Register Your Bike with Project 529
Vancouver Police, the Vancouver Police Foundation and the City of Vancouver Greenest City initiative have teamed up with Project 529 to spearhead a BC bike registration and recovery program. Today, more than 70,000 bicycles have been registered in Vancouver, and bike theft is on the decline.
Trespass Prevention Program
Vancouver Police receive many calls from business owners and residents about trespassers impacting the safe and lawful use and enjoyment of their property. This can include encampments, substance use, or blocking access for residents, customers, and employees.
Multi-residential and commercial property owners who sign up for the Trespass Prevention Program give police officers the authority to come on to their property and engage with trespassers. It eliminates the need for property owners to contact police and request they attend to enforce any BC Trespass Act infractions.

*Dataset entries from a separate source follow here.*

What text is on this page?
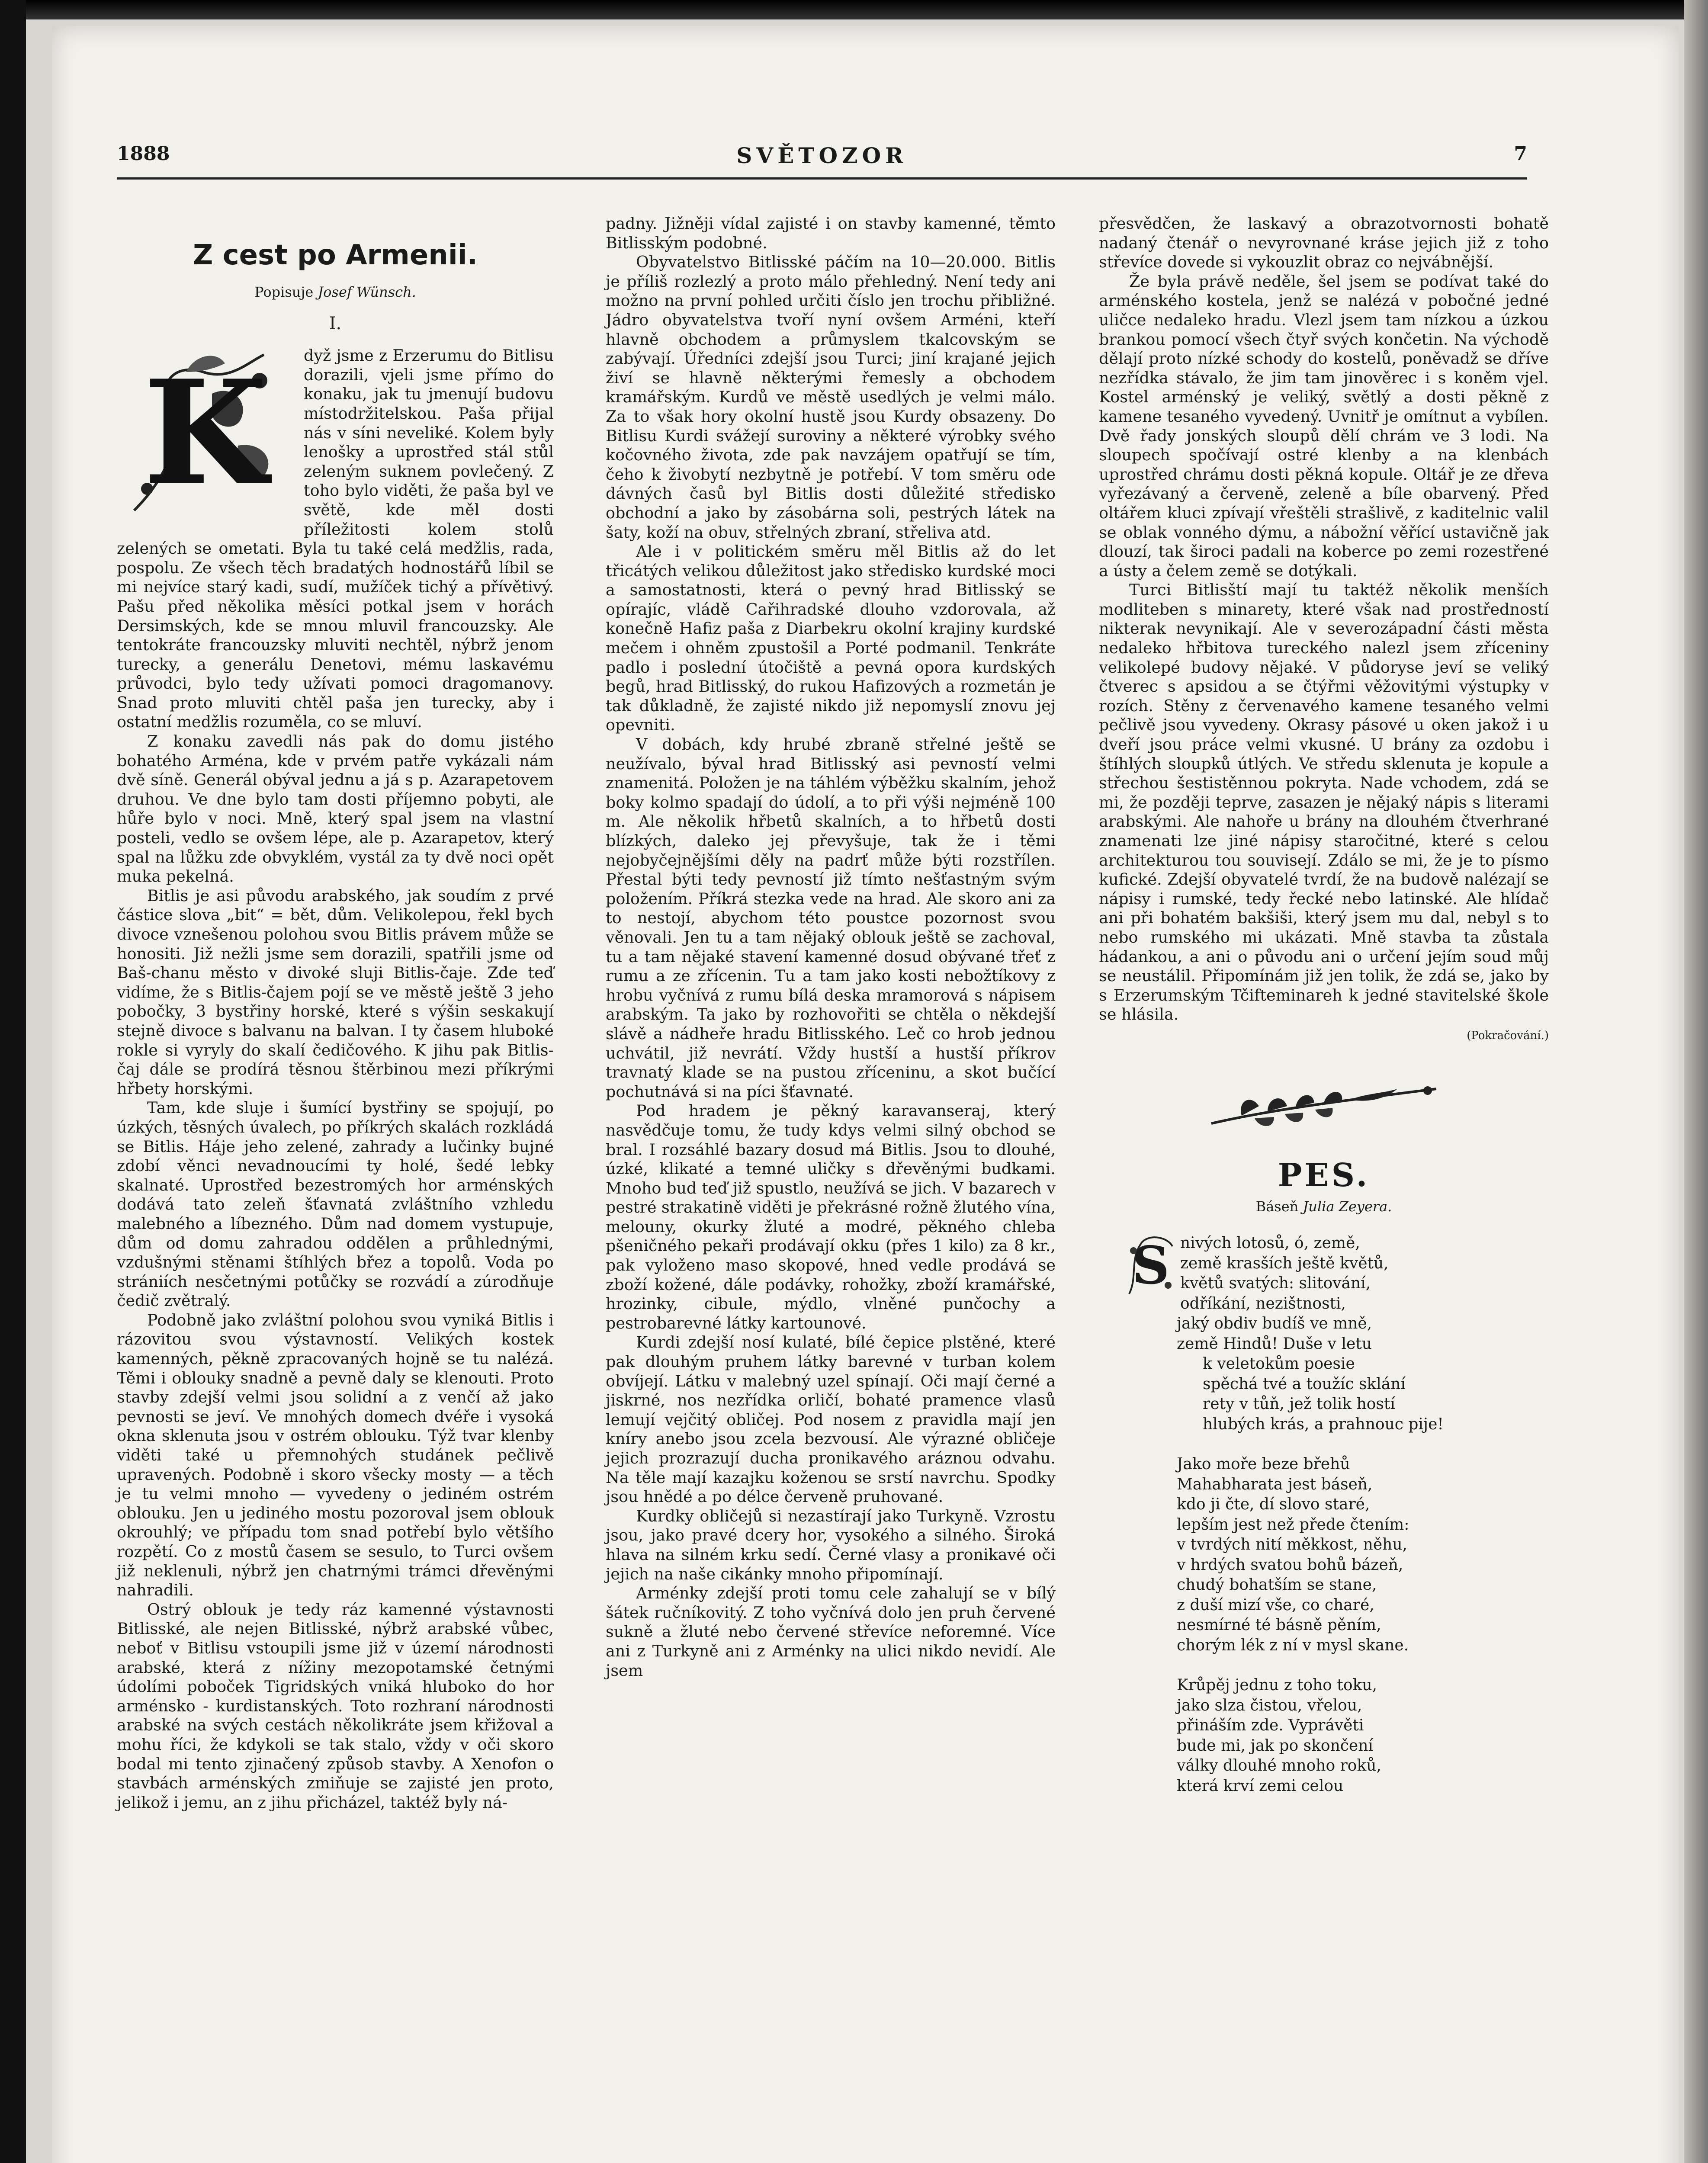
1888	SVĚTOZOR	7
Z cest po Armenii.
Popisuje Josef Wünsch.
I.
K	dyž jsme z Erzerumu do Bitlisu dorazili, vjeli jsme přímo do konaku, jak tu jmenují budovu místodržitelskou. Paša přijal nás v síni neveliké. Kolem byly lenošky a uprostřed stál stůl zeleným suknem povlečený. Z toho bylo viděti, že paša byl ve světě, kde měl dosti příležitosti kolem stolů zelených se ometati. Byla tu také celá medžlis, rada, pospolu. Ze všech těch bradatých hodnostářů líbil se mi nejvíce starý kadi, sudí, mužíček tichý a přívětivý. Pašu před několika měsíci potkal jsem v horách Dersimských, kde se mnou mluvil francouzsky. Ale tentokráte francouzsky mluviti nechtěl, nýbrž jenom turecky, a generálu Denetovi, mému laskavému průvodci, bylo tedy užívati pomoci dragomanovy. Snad proto mluviti chtěl paša jen turecky, aby i ostatní medžlis rozuměla, co se mluví.

Z konaku zavedli nás pak do domu jistého bohatého Arména, kde v prvém patře vykázali nám dvě síně. Generál obýval jednu a já s p. Azarapetovem druhou. Ve dne bylo tam dosti příjemno pobyti, ale hůře bylo v noci. Mně, který spal jsem na vlastní posteli, vedlo se ovšem lépe, ale p. Azarapetov, který spal na lůžku zde obvyklém, vystál za ty dvě noci opět muka pekelná.

Bitlis je asi původu arabského, jak soudím z prvé částice slova „bit“ = bět, dům. Velikolepou, řekl bych divoce vznešenou polohou svou Bitlis právem může se honositi. Již nežli jsme sem dorazili, spatřili jsme od Baš-chanu město v divoké sluji Bitlis-čaje. Zde teď vidíme, že s Bitlis-čajem pojí se ve městě ještě 3 jeho pobočky, 3 bystřiny horské, které s výšin seskakují stejně divoce s balvanu na balvan. I ty časem hluboké rokle si vyryly do skalí čedičového. K jihu pak Bitlis-čaj dále se prodírá těsnou štěrbinou mezi příkrými hřbety horskými.

Tam, kde sluje i šumící bystřiny se spojují, po úzkých, těsných úvalech, po příkrých skalách rozkládá se Bitlis. Háje jeho zelené, zahrady a lučinky bujné zdobí věnci nevadnoucími ty holé, šedé lebky skalnaté. Uprostřed bezestromých hor arménských dodává tato zeleň šťavnatá zvláštního vzhledu malebného a líbezného. Dům nad domem vystupuje, dům od domu zahradou oddělen a průhlednými, vzdušnými stěnami štíhlých břez a topolů. Voda po strániích nesčetnými potůčky se rozvádí a zúrodňuje čedič zvětralý.

Podobně jako zvláštní polohou svou vyniká Bitlis i rázovitou svou výstavností. Velikých kostek kamenných, pěkně zpracovaných hojně se tu nalézá. Těmi i oblouky snadně a pevně daly se klenouti. Proto stavby zdejší velmi jsou solidní a z venčí až jako pevnosti se jeví. Ve mnohých domech dvéře i vysoká okna sklenuta jsou v ostrém oblouku. Týž tvar klenby viděti také u přemnohých studánek pečlivě upravených. Podobně i skoro všecky mosty — a těch je tu velmi mnoho — vyvedeny o jediném ostrém oblouku. Jen u jediného mostu pozoroval jsem oblouk okrouhlý; ve případu tom snad potřebí bylo většího rozpětí. Co z mostů časem se sesulo, to Turci ovšem již neklenuli, nýbrž jen chatrnými trámci dřevěnými nahradili.

Ostrý oblouk je tedy ráz kamenné výstavnosti Bitlisské, ale nejen Bitlisské, nýbrž arabské vůbec, neboť v Bitlisu vstoupili jsme již v území národnosti arabské, která z nížiny mezopotamské četnými údolími poboček Tigridských vniká hluboko do hor arménsko - kurdistanských. Toto rozhraní národnosti arabské na svých cestách několikráte jsem křižoval a mohu říci, že kdykoli se tak stalo, vždy v oči skoro bodal mi tento zjinačený způsob stavby. A Xenofon o stavbách arménských zmiňuje se zajisté jen proto, jelikož i jemu, an z jihu přicházel, taktéž byly ná-

padny. Jižněji vídal zajisté i on stavby kamenné, těmto Bitlisským podobné.

Obyvatelstvo Bitlisské páčím na 10—20.000. Bitlis je příliš rozlezlý a proto málo přehledný. Není tedy ani možno na první pohled určiti číslo jen trochu přibližné. Jádro obyvatelstva tvoří nyní ovšem Arméni, kteří hlavně obchodem a průmyslem tkalcovským se zabývají. Úředníci zdejší jsou Turci; jiní krajané jejich živí se hlavně některými řemesly a obchodem kramářským. Kurdů ve městě usedlých je velmi málo. Za to však hory okolní hustě jsou Kurdy obsazeny. Do Bitlisu Kurdi svážejí suroviny a některé výrobky svého kočovného života, zde pak navzájem opatřují se tím, čeho k živobytí nezbytně je potřebí. V tom směru ode dávných časů byl Bitlis dosti důležité středisko obchodní a jako by zásobárna soli, pestrých látek na šaty, koží na obuv, střelných zbraní, střeliva atd.

Ale i v politickém směru měl Bitlis až do let třicátých velikou důležitost jako středisko kurdské moci a samostatnosti, která o pevný hrad Bitlisský se opírajíc, vládě Cařihradské dlouho vzdorovala, až konečně Hafiz paša z Diarbekru okolní krajiny kurdské mečem i ohněm zpustošil a Porté podmanil. Tenkráte padlo i poslední útočiště a pevná opora kurdských begů, hrad Bitlisský, do rukou Hafizových a rozmetán je tak důkladně, že zajisté nikdo již nepomyslí znovu jej opevniti.

V dobách, kdy hrubé zbraně střelné ještě se neužívalo, býval hrad Bitlisský asi pevností velmi znamenitá. Položen je na táhlém výběžku skalním, jehož boky kolmo spadají do údolí, a to při výši nejméně 100 m. Ale několik hřbetů skalních, a to hřbetů dosti blízkých, daleko jej převyšuje, tak že i těmi nejobyčejnějšími děly na padrť může býti rozstřílen. Přestal býti tedy pevností již tímto nešťastným svým položením. Příkrá stezka vede na hrad. Ale skoro ani za to nestojí, abychom této poustce pozornost svou věnovali. Jen tu a tam nějaký oblouk ještě se zachoval, tu a tam nějaké stavení kamenné dosud obývané třeť z rumu a ze zřícenin. Tu a tam jako kosti nebožtíkovy z hrobu vyčnívá z rumu bílá deska mramorová s nápisem arabským. Ta jako by rozhovořiti se chtěla o někdejší slávě a nádheře hradu Bitlisského. Leč co hrob jednou uchvátil, již nevrátí. Vždy hustší a hustší příkrov travnatý klade se na pustou zříceninu, a skot bučící pochutnává si na píci šťavnaté.

Pod hradem je pěkný karavanseraj, který nasvědčuje tomu, že tudy kdys velmi silný obchod se bral. I rozsáhlé bazary dosud má Bitlis. Jsou to dlouhé, úzké, klikaté a temné uličky s dřevěnými budkami. Mnoho bud teď již spustlo, neužívá se jich. V bazarech v pestré strakatině viděti je překrásné rožně žlutého vína, melouny, okurky žluté a modré, pěkného chleba pšeničného pekaři prodávají okku (přes 1 kilo) za 8 kr., pak vyloženo maso skopové, hned vedle prodává se zboží kožené, dále podávky, rohožky, zboží kramářské, hrozinky, cibule, mýdlo, vlněné punčochy a pestrobarevné látky kartounové.

Kurdi zdejší nosí kulaté, bílé čepice plstěné, které pak dlouhým pruhem látky barevné v turban kolem obvíjejí. Látku v malebný uzel spínají. Oči mají černé a jiskrné, nos nezřídka orličí, bohaté pramence vlasů lemují vejčitý obličej. Pod nosem z pravidla mají jen kníry anebo jsou zcela bezvousí. Ale výrazné obličeje jejich prozrazují ducha pronikavého aráznou odvahu. Na těle mají kazajku koženou se srstí navrchu. Spodky jsou hnědé a po délce červeně pruhované.

Kurdky obličejů si nezastírají jako Turkyně. Vzrostu jsou, jako pravé dcery hor, vysokého a silného. Široká hlava na silném krku sedí. Černé vlasy a pronikavé oči jejich na naše cikánky mnoho připomínají.

Arménky zdejší proti tomu cele zahalují se v bílý šátek ručníkovitý. Z toho vyčnívá dolo jen pruh červené sukně a žluté nebo červené střevíce neforemné. Více ani z Turkyně ani z Arménky na ulici nikdo nevidí. Ale jsem

přesvědčen, že laskavý a obrazotvornosti bohatě nadaný čtenář o nevyrovnané krásе jejich již z toho střevíce dovede si vykouzlit obraz co nejvábnější.

Že byla právě neděle, šel jsem se podívat také do arménského kostela, jenž se nalézá v pobočné jedné uličce nedaleko hradu. Vlezl jsem tam nízkou a úzkou brankou pomocí všech čtyř svých končetin. Na východě dělají proto nízké schody do kostelů, poněvadž se dříve nezřídka stávalo, že jim tam jinověrec i s koněm vjel. Kostel arménský je veliký, světlý a dosti pěkně z kamene tesaného vyvedený. Uvnitř je omítnut a vybílen. Dvě řady jonských sloupů dělí chrám ve 3 lodi. Na sloupech spočívají ostré klenby a na klenbách uprostřed chrámu dosti pěkná kopule. Oltář je ze dřeva vyřezávaný a červeně, zeleně a bíle obarvený. Před oltářem kluci zpívají vřeštěli strašlivě, z kaditelnic valil se oblak vonného dýmu, a nábožní věřící ustavičně jak dlouzí, tak široci padali na koberce po zemi rozestřené a ústy a čelem země se dotýkali.

Turci Bitlisští mají tu taktéž několik menších modliteben s minarety, které však nad prostředností nikterak nevynikají. Ale v severozápadní části města nedaleko hřbitova tureckého nalezl jsem zříceniny velikolepé budovy nějaké. V půdoryse jeví se veliký čtverec s apsidou a se čtýřmi věžovitými výstupky v rozích. Stěny z červenavého kamene tesaného velmi pečlivě jsou vyvedeny. Okrasy pásové u oken jakož i u dveří jsou práce velmi vkusné. U brány za ozdobu i štíhlých sloupků útlých. Ve středu sklenuta je kopule a střechou šestistěnnou pokryta. Nade vchodem, zdá se mi, že později teprve, zasazen je nějaký nápis s literami arabskými. Ale nahoře u brány na dlouhém čtverhrané znamenati lze jiné nápisy staročitné, které s celou architekturou tou souvisejí. Zdálo se mi, že je to písmo kufické. Zdejší obyvatelé tvrdí, že na budově nalézají se nápisy i rumské, tedy řecké nebo latinské. Ale hlídač ani při bohatém bakšiši, který jsem mu dal, nebyl s to nebo rumského mi ukázati. Mně stavba ta zůstala hádankou, a ani o původu ani o určení jejím soud můj se neustálil. Připomínám již jen tolik, že zdá se, jako by s Erzerumským Tčifteminareh k jedné stavitelské škole se hlásila.

(Pokračování.)
PES.
Báseň Julia Zeyera.
S nivých lotosů, ó, země,
země krasších ještě květů,
květů svatých: slitování,
odříkání, nezištnosti,
jaký obdiv budíš ve mně,
země Hindů! Duše v letu
k veletokům poesie
spěchá tvé a toužíc sklání
rety v tůň, jež tolik hostí
hlubých krás, a prahnouc pije!
Jako moře beze břehů
Mahabharata jest báseň,
kdo ji čte, dí slovo staré,
lepším jest než přede čtením:
v tvrdých nití měkkost, něhu,
v hrdých svatou bohů bázeň,
chudý bohatším se stane,
z duší mizí vše, co charé,
nesmírné té básně pěním,
chorým lék z ní v mysl skane.
Krůpěj jednu z toho toku,
jako slza čistou, vřelou,
přináším zde. Vyprávěti
bude mi, jak po skončení
války dlouhé mnoho roků,
která krví zemi celou
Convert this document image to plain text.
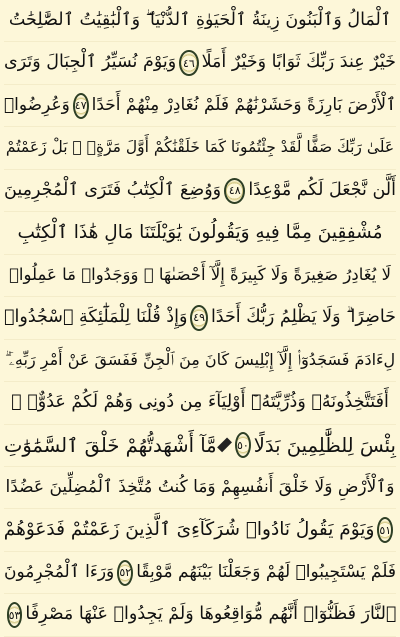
ٱلْمَالُ وَٱلْبَنُونَ زِينَةُ ٱلْحَيَوٰةِ ٱلدُّنْيَا ۖ وَٱلْبَٰقِيَٰتُ ٱلصَّٰلِحَٰتُ
خَيْرٌ عِندَ رَبِّكَ ثَوَابًا وَخَيْرٌ أَمَلًا
٤٦
وَيَوْمَ نُسَيِّرُ ٱلْجِبَالَ وَتَرَى
ٱلْأَرْضَ بَارِزَةً وَحَشَرْنَٰهُمْ فَلَمْ نُغَادِرْ مِنْهُمْ أَحَدًا
٤٧
وَعُرِضُوا۟
عَلَىٰ رَبِّكَ صَفًّا لَّقَدْ جِئْتُمُونَا كَمَا خَلَقْنَٰكُمْ أَوَّلَ مَرَّةٍۭ ۚ بَلْ زَعَمْتُمْ
أَلَّن نَّجْعَلَ لَكُم مَّوْعِدًا
٤٨
وَوُضِعَ ٱلْكِتَٰبُ فَتَرَى ٱلْمُجْرِمِينَ
مُشْفِقِينَ مِمَّا فِيهِ وَيَقُولُونَ يَٰوَيْلَتَنَا مَالِ هَٰذَا ٱلْكِتَٰبِ
لَا يُغَادِرُ صَغِيرَةً وَلَا كَبِيرَةً إِلَّآ أَحْصَىٰهَا ۚ وَوَجَدُوا۟ مَا عَمِلُوا۟
حَاضِرًا ۗ وَلَا يَظْلِمُ رَبُّكَ أَحَدًا
٤٩
وَإِذْ قُلْنَا لِلْمَلَٰٓئِكَةِ ٱسْجُدُوا۟
لِءَادَمَ فَسَجَدُوٓا۟ إِلَّآ إِبْلِيسَ كَانَ مِنَ ٱلْجِنِّ فَفَسَقَ عَنْ أَمْرِ رَبِّهِۦٓ ۗ
أَفَتَتَّخِذُونَهُۥ وَذُرِّيَّتَهُۥٓ أَوْلِيَآءَ مِن دُونِى وَهُمْ لَكُمْ عَدُوٌّۢ ۚ
بِئْسَ لِلظَّٰلِمِينَ بَدَلًا
٥٠
مَّآ أَشْهَدتُّهُمْ خَلْقَ ٱلسَّمَٰوَٰتِ
وَٱلْأَرْضِ وَلَا خَلْقَ أَنفُسِهِمْ وَمَا كُنتُ مُتَّخِذَ ٱلْمُضِلِّينَ عَضُدًا
٥١
وَيَوْمَ يَقُولُ نَادُوا۟ شُرَكَآءِىَ ٱلَّذِينَ زَعَمْتُمْ فَدَعَوْهُمْ
فَلَمْ يَسْتَجِيبُوا۟ لَهُمْ وَجَعَلْنَا بَيْنَهُم مَّوْبِقًا
٥٢
وَرَءَا ٱلْمُجْرِمُونَ
ٱلنَّارَ فَظَنُّوٓا۟ أَنَّهُم مُّوَاقِعُوهَا وَلَمْ يَجِدُوا۟ عَنْهَا مَصْرِفًا
٥٣
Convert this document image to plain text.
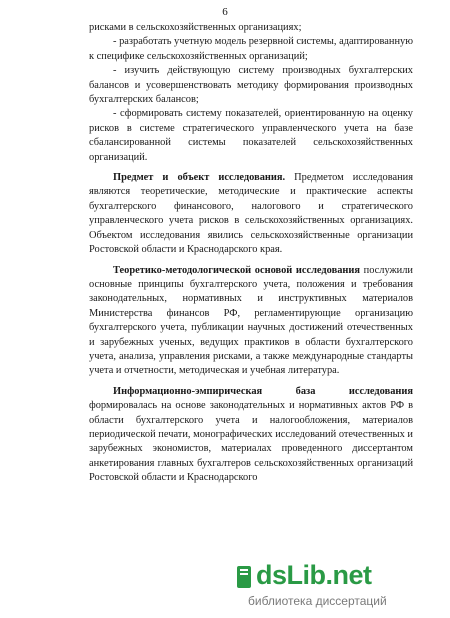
6

рисками в сельскохозяйственных организациях;

- разработать учетную модель резервной системы, адаптированную к специфике сельскохозяйственных организаций;

- изучить действующую систему производных бухгалтерских балансов и усовершенствовать методику формирования производных бухгалтерских балансов;

- сформировать систему показателей, ориентированную на оценку рисков в системе стратегического управленческого учета на базе сбалансированной системы показателей сельскохозяйственных организаций.

Предмет и объект исследования. Предметом исследования являются теоретические, методические и практические аспекты бухгалтерского финансового, налогового и стратегического управленческого учета рисков в сельскохозяйственных организациях. Объектом исследования явились сельскохозяйственные организации Ростовской области и Краснодарского края.

Теоретико-методологической основой исследования послужили основные принципы бухгалтерского учета, положения и требования законодательных, нормативных и инструктивных материалов Министерства финансов РФ, регламентирующие организацию бухгалтерского учета, публикации научных достижений отечественных и зарубежных ученых, ведущих практиков в области бухгалтерского учета, анализа, управления рисками, а также международные стандарты учета и отчетности, методическая и учебная литература.

Информационно-эмпирическая база исследования формировалась на основе законодательных и нормативных актов РФ в области бухгалтерского учета и налогообложения, материалов периодической печати, монографических исследований отечественных и зарубежных экономистов, материалах проведенного диссертантом анкетирования главных бухгалтеров сельскохозяйственных организаций Ростовской области и Краснодарского

dsLib.net
библиотека диссертаций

Vancouver SHIELD is a partnership between public and private sectors to strengthen Vancouver against terrorism, violent extremism and other threats. The program increases public safety by giving security-minded organizations and groups information and support to help them in their crime prevention efforts, with a focus primarily on property crime and how to recognize and report suspicious activity.
The goal is to increase the public and private sectors’ safety awareness, strengthen security partnerships, and enhance resources and information sharing.
Vancouver Police officers are often called to emergencies in apartments or condos and they are unable to access the building because of security systems. These calls include potentially life-threatening and urgent incidents, such as:
- domestic disturbances and assaults
- incomplete 9-1-1 calls
- home invasions
- suicidal people
- reports of weapons
Project Access allows property managers and strata corporations to voluntarily ensure access for police through the building’s intercom security panel. When officers enter a secure code, police dispatchers at E-Comm automatically receive a phone call to confirm it is a police officer needing access. The public areas of the building, such as the lobby, elevator, and floors, are then accessible to police.
VPD members act under, and are subject to, federal, provincial, and municipal laws. During an emergency, police officers have the authority to enter a private dwelling, under common and case law, to protect life and property. This includes making a forced legal entry without a warrant, if the officer believes it is necessary to preserve life or prevent serious injury, and a proper announcement is made prior to entry.